My full-time job is stay-at-home-Ramona-mommy . . . and most likely, it will stay that way for a little while. A friend of mine once described this and similar occupations as a job with crummy pay but benefits "out of this world." I would have to agree.
Aside from this responsibility, however, I enjoy working as a teacher of stringed instruments part-time. For a while after our move to Iowa I was without students, but thankfully in September I began lessons with an 11-year violist (whose family happened to have a spare viola for me to borrow) and an 8-year old cellist. As much as I miss my old students back in Illinois, it has been refreshing to start over with a brand new studio of beginners.

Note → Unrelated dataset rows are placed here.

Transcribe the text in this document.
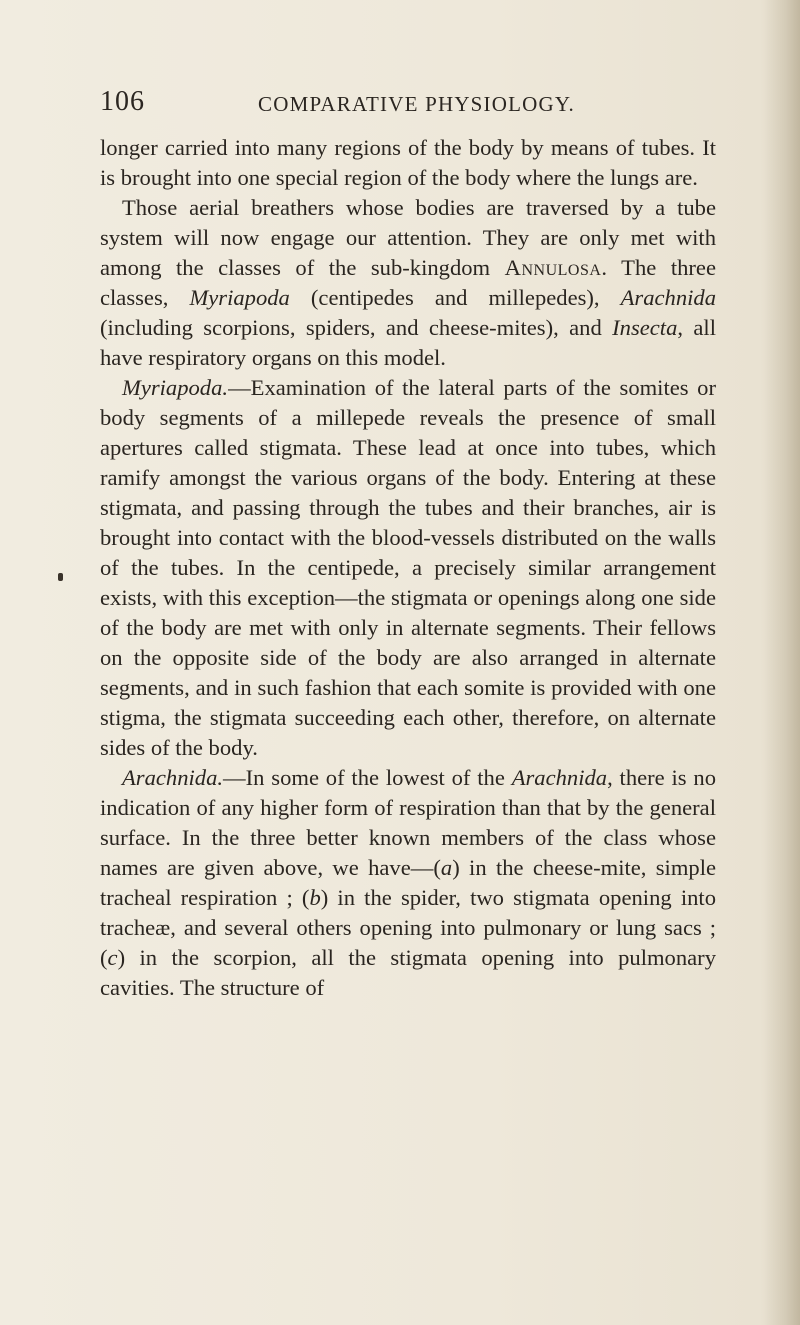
106	COMPARATIVE PHYSIOLOGY.

longer carried into many regions of the body by means of tubes. It is brought into one special region of the body where the lungs are.

Those aerial breathers whose bodies are traversed by a tube system will now engage our attention. They are only met with among the classes of the sub-kingdom Annulosa. The three classes, Myriapoda (centipedes and millepedes), Arachnida (including scorpions, spiders, and cheese-mites), and Insecta, all have respiratory organs on this model.

Myriapoda.—Examination of the lateral parts of the somites or body segments of a millepede reveals the presence of small apertures called stigmata. These lead at once into tubes, which ramify amongst the various organs of the body. Entering at these stigmata, and passing through the tubes and their branches, air is brought into contact with the blood-vessels distributed on the walls of the tubes. In the centipede, a precisely similar arrangement exists, with this exception—the stigmata or openings along one side of the body are met with only in alternate segments. Their fellows on the opposite side of the body are also arranged in alternate segments, and in such fashion that each somite is provided with one stigma, the stigmata succeeding each other, therefore, on alternate sides of the body.

Arachnida.—In some of the lowest of the Arachnida, there is no indication of any higher form of respiration than that by the general surface. In the three better known members of the class whose names are given above, we have—(a) in the cheese-mite, simple tracheal respiration ; (b) in the spider, two stigmata opening into tracheæ, and several others opening into pulmonary or lung sacs ; (c) in the scorpion, all the stigmata opening into pulmonary cavities. The structure of
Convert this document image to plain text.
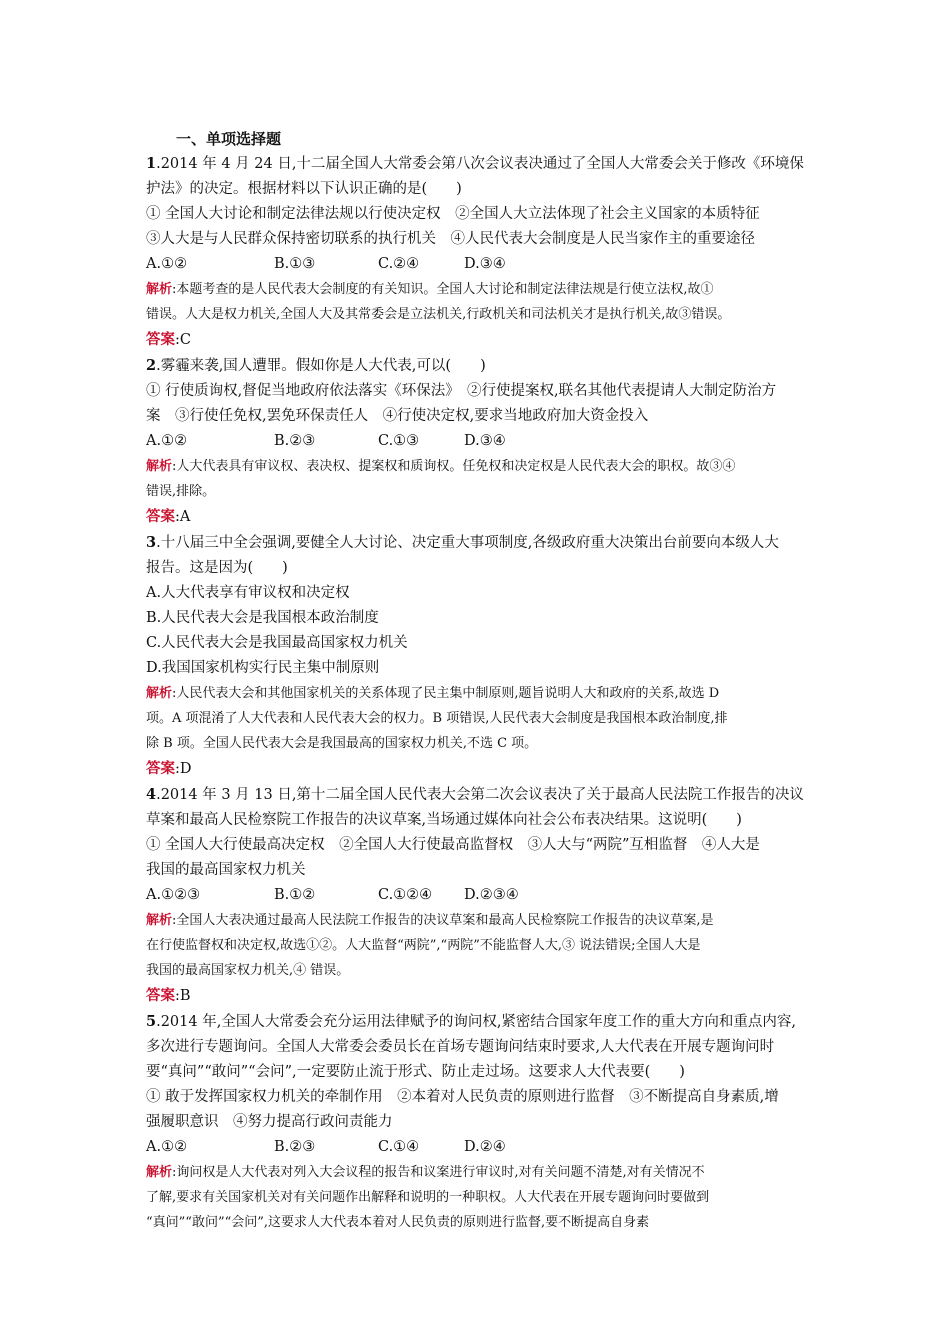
一、单项选择题
1.2014 年 4 月 24 日,十二届全国人大常委会第八次会议表决通过了全国人大常委会关于修改《环境保
护法》的决定。根据材料以下认识正确的是(　　)
① 全国人大讨论和制定法律法规以行使决定权　②全国人大立法体现了社会主义国家的本质特征
③人大是与人民群众保持密切联系的执行机关　④人民代表大会制度是人民当家作主的重要途径
A.①②	B.①③	C.②④	D.③④
解析:本题考查的是人民代表大会制度的有关知识。全国人大讨论和制定法律法规是行使立法权,故①
错误。人大是权力机关,全国人大及其常委会是立法机关,行政机关和司法机关才是执行机关,故③错误。
答案:C
2.雾霾来袭,国人遭罪。假如你是人大代表,可以(　　)
① 行使质询权,督促当地政府依法落实《环保法》　②行使提案权,联名其他代表提请人大制定防治方
案　③行使任免权,罢免环保责任人　④行使决定权,要求当地政府加大资金投入
A.①②	B.②③	C.①③	D.③④
解析:人大代表具有审议权、表决权、提案权和质询权。任免权和决定权是人民代表大会的职权。故③④
错误,排除。
答案:A
3.十八届三中全会强调,要健全人大讨论、决定重大事项制度,各级政府重大决策出台前要向本级人大
报告。这是因为(　　)
A.人大代表享有审议权和决定权
B.人民代表大会是我国根本政治制度
C.人民代表大会是我国最高国家权力机关
D.我国国家机构实行民主集中制原则
解析:人民代表大会和其他国家机关的关系体现了民主集中制原则,题旨说明人大和政府的关系,故选 D
项。A 项混淆了人大代表和人民代表大会的权力。B 项错误,人民代表大会制度是我国根本政治制度,排
除 B 项。全国人民代表大会是我国最高的国家权力机关,不选 C 项。
答案:D
4.2014 年 3 月 13 日,第十二届全国人民代表大会第二次会议表决了关于最高人民法院工作报告的决议
草案和最高人民检察院工作报告的决议草案,当场通过媒体向社会公布表决结果。这说明(　　)
① 全国人大行使最高决定权　②全国人大行使最高监督权　③人大与“两院”互相监督　④人大是
我国的最高国家权力机关
A.①②③	B.①②	C.①②④	D.②③④
解析:全国人大表决通过最高人民法院工作报告的决议草案和最高人民检察院工作报告的决议草案,是
在行使监督权和决定权,故选①②。人大监督“两院”,“两院”不能监督人大,③ 说法错误;全国人大是
我国的最高国家权力机关,④ 错误。
答案:B
5.2014 年,全国人大常委会充分运用法律赋予的询问权,紧密结合国家年度工作的重大方向和重点内容,
多次进行专题询问。全国人大常委会委员长在首场专题询问结束时要求,人大代表在开展专题询问时
要“真问”“敢问”“会问”,一定要防止流于形式、防止走过场。这要求人大代表要(　　)
① 敢于发挥国家权力机关的牵制作用　②本着对人民负责的原则进行监督　③不断提高自身素质,增
强履职意识　④努力提高行政问责能力
A.①②	B.②③	C.①④	D.②④
解析:询问权是人大代表对列入大会议程的报告和议案进行审议时,对有关问题不清楚,对有关情况不
了解,要求有关国家机关对有关问题作出解释和说明的一种职权。人大代表在开展专题询问时要做到
“真问”“敢问”“会问”,这要求人大代表本着对人民负责的原则进行监督,要不断提高自身素
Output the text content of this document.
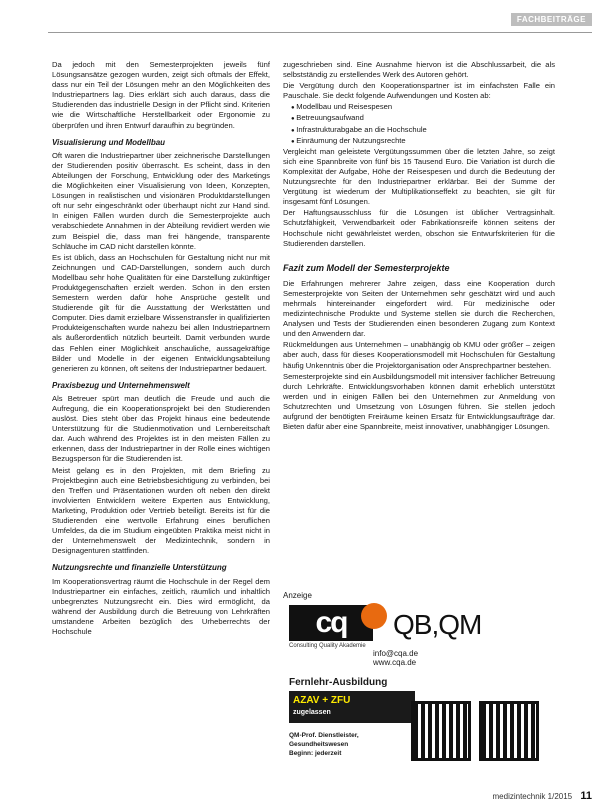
FACHBEITRÄGE

Da jedoch mit den Semesterprojekten jeweils fünf Lösungsansätze gezogen wurden, zeigt sich oftmals der Effekt, dass nur ein Teil der Lösungen mehr an den Möglichkeiten des Industriepartners lag. Dies erklärt sich auch daraus, dass die Studierenden das industrielle Design in der Pflicht sind. Kriterien wie die Wirtschaftliche Herstellbarkeit oder Ergonomie zu überprüfen und ihren Entwurf daraufhin zu begründen.

Visualisierung und Modellbau

Oft waren die Industriepartner über zeichnerische Darstellungen der Studierenden positiv überrascht. Es scheint, dass in den Abteilungen der Forschung, Entwicklung oder des Marketings die Möglichkeiten einer Visualisierung von Ideen, Konzepten, Lösungen in realistischen und visionären Produktdarstellungen oft nur sehr eingeschränkt oder überhaupt nicht zur Hand sind. In einigen Fällen wurden durch die Semesterprojekte auch verabschiedete Annahmen in der Abteilung revidiert werden wie zum Beispiel die, dass man frei hängende, transparente Schläuche im CAD nicht darstellen könnte.

Es ist üblich, dass an Hochschulen für Gestaltung nicht nur mit Zeichnungen und CAD-Darstellungen, sondern auch durch Modellbau sehr hohe Qualitäten für eine Darstellung zukünftiger Produktgegenschaften erzielt werden. Schon in den ersten Semestern werden dafür hohe Ansprüche gestellt und Studierende gilt für die Ausstattung der Werkstätten und Computer. Dies damit erzielbare Wissenstransfer in qualifizierten Produkteigenschaften wurde nahezu bei allen Industriepartnern als äußerordentlich nützlich beurteilt. Damit verbunden wurde das Fehlen einer Möglichkeit anschauliche, aussagekräftige Bilder und Modelle in der eigenen Entwicklungsabteilung generieren zu können, oft seitens der Industriepartner bedauert.

Praxisbezug und Unternehmenswelt

Als Betreuer spürt man deutlich die Freude und auch die Aufregung, die ein Kooperationsprojekt bei den Studierenden auslöst. Dies steht über das Projekt hinaus eine bedeutende Unterstützung für die Studienmotivation und Lernbereitschaft dar. Auch während des Projektes ist in den meisten Fällen zu erkennen, dass der Industriepartner in der Rolle eines wichtigen Bezugsperson für die Studierenden ist.

Meist gelang es in den Projekten, mit dem Briefing zu Projektbeginn auch eine Betriebsbesichtigung zu verbinden, bei den Treffen und Präsentationen wurden oft neben den direkt involvierten Entwicklern weitere Experten aus Entwicklung, Marketing, Produktion oder Vertrieb beteiligt. Bereits ist für die Studierenden eine wertvolle Erfahrung eines beruflichen Umfeldes, da die im Studium eingeübten Praktika meist nicht in der Unternehmenswelt der Medizintechnik, sondern in Designagenturen stattfinden.

Nutzungsrechte und finanzielle Unterstützung

Im Kooperationsvertrag räumt die Hochschule in der Regel dem Industriepartner ein einfaches, zeitlich, räumlich und inhaltlich unbegrenztes Nutzungsrecht ein. Dies wird ermöglicht, da während der Ausbildung durch die Betreuung von Lehrkräften umstandene Arbeiten bezüglich des Urheberrechts der Hochschule

zugeschrieben sind. Eine Ausnahme hiervon ist die Abschlussarbeit, die als selbstständig zu erstellendes Werk des Autoren gehört.

Die Vergütung durch den Kooperationspartner ist im einfachsten Falle ein Pauschale. Sie deckt folgende Aufwendungen und Kosten ab:

● Modellbau und Reisespesen
● Betreuungsaufwand
● Infrastrukturabgabe an die Hochschule
● Einräumung der Nutzungsrechte

Vergleicht man geleistete Vergütungssummen über die letzten Jahre, so zeigt sich eine Spannbreite von fünf bis 15 Tausend Euro. Die Variation ist durch die Komplexität der Aufgabe, Höhe der Reisespesen und durch die Bedeutung der Nutzungsrechte für den Industriepartner erklärbar. Bei der Summe der Vergütung ist wiederum der Multiplikationseffekt zu beachten, sie gilt für insgesamt fünf Lösungen.

Der Haftungsausschluss für die Lösungen ist üblicher Vertragsinhalt. Schutzfähigkeit, Verwendbarkeit oder Fabrikationsreife können seitens der Hochschule nicht gewährleistet werden, obschon sie Entwurfskriterien für die Studierenden darstellen.

Fazit zum Modell der Semesterprojekte

Die Erfahrungen mehrerer Jahre zeigen, dass eine Kooperation durch Semesterprojekte von Seiten der Unternehmen sehr geschätzt wird und auch mehrmals hintereinander eingefordert wird. Für medizinische oder medizintechnische Produkte und Systeme stellen sie durch die Recherchen, Analysen und Tests der Studierenden einen besonderen Zugang zum Kontext und den Anwendern dar.

Rückmeldungen aus Unternehmen – unabhängig ob KMU oder größer – zeigen aber auch, dass für dieses Kooperationsmodell mit Hochschulen für Gestaltung häufig Unkenntnis über die Projektorganisation oder Ansprechpartner bestehen.

Semesterprojekte sind ein Ausbildungsmodell mit intensiver fachlicher Betreuung durch Lehrkräfte. Entwicklungsvorhaben können damit erheblich unterstützt werden und in einigen Fällen bei den Unternehmen zur Anmeldung von Schutzrechten und Umsetzung von Lösungen führen. Sie stellen jedoch aufgrund der benötigten Freiräume keinen Ersatz für Entwicklungsaufträge dar. Bieten dafür aber eine Spannbreite, meist innovativer, unabhängiger Lösungen.

Anzeige
cq	QB,QM
Consulting Quality Akademie
info@cqa.de
www.cqa.de
Fernlehr-Ausbildung
AZAV + ZFU
zugelassen
QM-Prof. Dienstleister,
Gesundheitswesen
Beginn: jederzeit
medizintechnik 1/2015 11
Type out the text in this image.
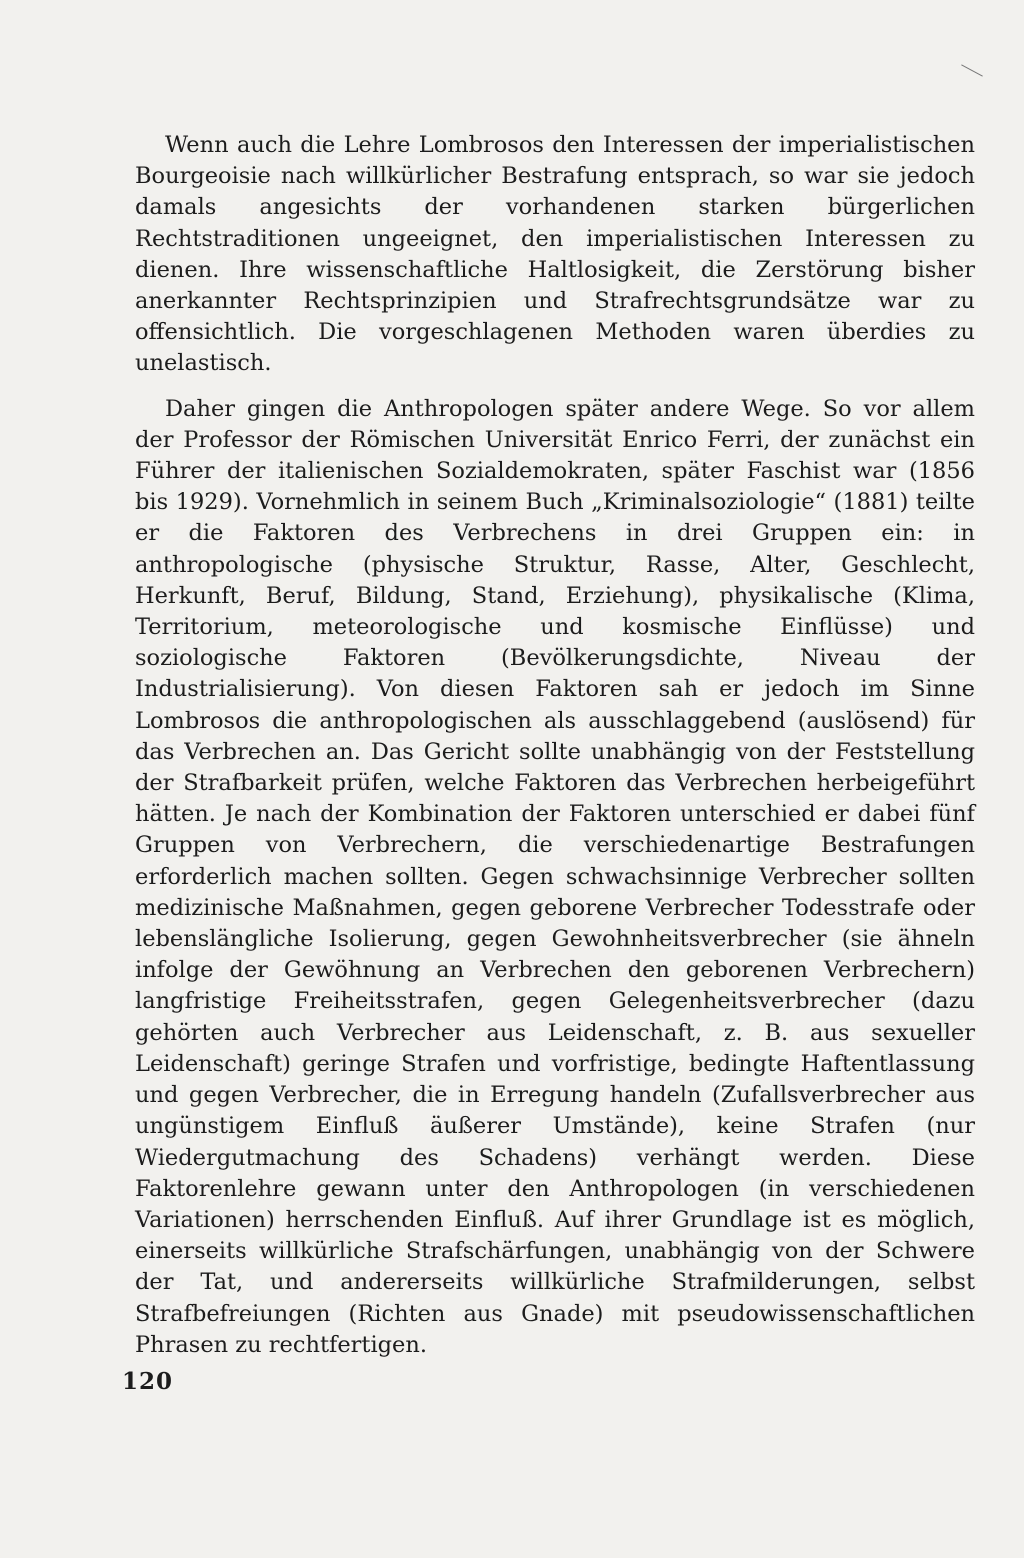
Wenn auch die Lehre Lombrosos den Interessen der imperialistischen Bourgeoisie nach willkürlicher Bestrafung entsprach, so war sie jedoch damals angesichts der vorhandenen starken bürgerlichen Rechtstraditionen ungeeignet, den imperialistischen Interessen zu dienen. Ihre wissenschaftliche Haltlosigkeit, die Zerstörung bisher anerkannter Rechtsprinzipien und Strafrechtsgrundsätze war zu offensichtlich. Die vorgeschlagenen Methoden waren überdies zu unelastisch.

Daher gingen die Anthropologen später andere Wege. So vor allem der Professor der Römischen Universität Enrico Ferri, der zunächst ein Führer der italienischen Sozialdemokraten, später Faschist war (1856 bis 1929). Vornehmlich in seinem Buch „Kriminalsoziologie“ (1881) teilte er die Faktoren des Verbrechens in drei Gruppen ein: in anthropologische (physische Struktur, Rasse, Alter, Geschlecht, Herkunft, Beruf, Bildung, Stand, Erziehung), physikalische (Klima, Territorium, meteorologische und kosmische Einflüsse) und soziologische Faktoren (Bevölkerungsdichte, Niveau der Industrialisierung). Von diesen Faktoren sah er jedoch im Sinne Lombrosos die anthropologischen als ausschlaggebend (auslösend) für das Verbrechen an. Das Gericht sollte unabhängig von der Feststellung der Strafbarkeit prüfen, welche Faktoren das Verbrechen herbeigeführt hätten. Je nach der Kombination der Faktoren unterschied er dabei fünf Gruppen von Verbrechern, die verschiedenartige Bestrafungen erforderlich machen sollten. Gegen schwachsinnige Verbrecher sollten medizinische Maßnahmen, gegen geborene Verbrecher Todesstrafe oder lebenslängliche Isolierung, gegen Gewohnheitsverbrecher (sie ähneln infolge der Gewöhnung an Verbrechen den geborenen Verbrechern) langfristige Freiheitsstrafen, gegen Gelegenheitsverbrecher (dazu gehörten auch Verbrecher aus Leidenschaft, z. B. aus sexueller Leidenschaft) geringe Strafen und vorfristige, bedingte Haftentlassung und gegen Verbrecher, die in Erregung handeln (Zufallsverbrecher aus ungünstigem Einfluß äußerer Umstände), keine Strafen (nur Wiedergutmachung des Schadens) verhängt werden. Diese Faktorenlehre gewann unter den Anthropologen (in verschiedenen Variationen) herrschenden Einfluß. Auf ihrer Grundlage ist es möglich, einerseits willkürliche Strafschärfungen, unabhängig von der Schwere der Tat, und andererseits willkürliche Strafmilderungen, selbst Strafbefreiungen (Richten aus Gnade) mit pseudowissenschaftlichen Phrasen zu rechtfertigen.

120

About a week ago I held a mini-recital in our living room to showcase our progress. It was successful enough that perhaps we will have to do something like it again sometime.

In addition to my own private studio, I also got a position teaching at the
Cedar Rapids School of Music, a facility for private music lessons after school. Last week I had my first lessons with a couple of violin students--and I decided it was time to purchase my own violin.
I took a bit of a gamble and picked up a 100-dollar fiddle from Craigslist that hadn't been played for 30 years. I spent another 100 dollars on some repairs and ordered a fresh set of violin strings. I think once the new strings are on, it will sound like a 700-dollar violin.

So, it's true--I am now the owner and player of a violin. I am even the teacher of two violin students. But let there be no misconceptions about my true identity--I will always be a cellist and cello teacher at heart . . . somewhere on the sidelines of my heart, where the mother, wife, and daughter in me live, that is.
1 comment:
Wow - that's awesome. Way to teach violin!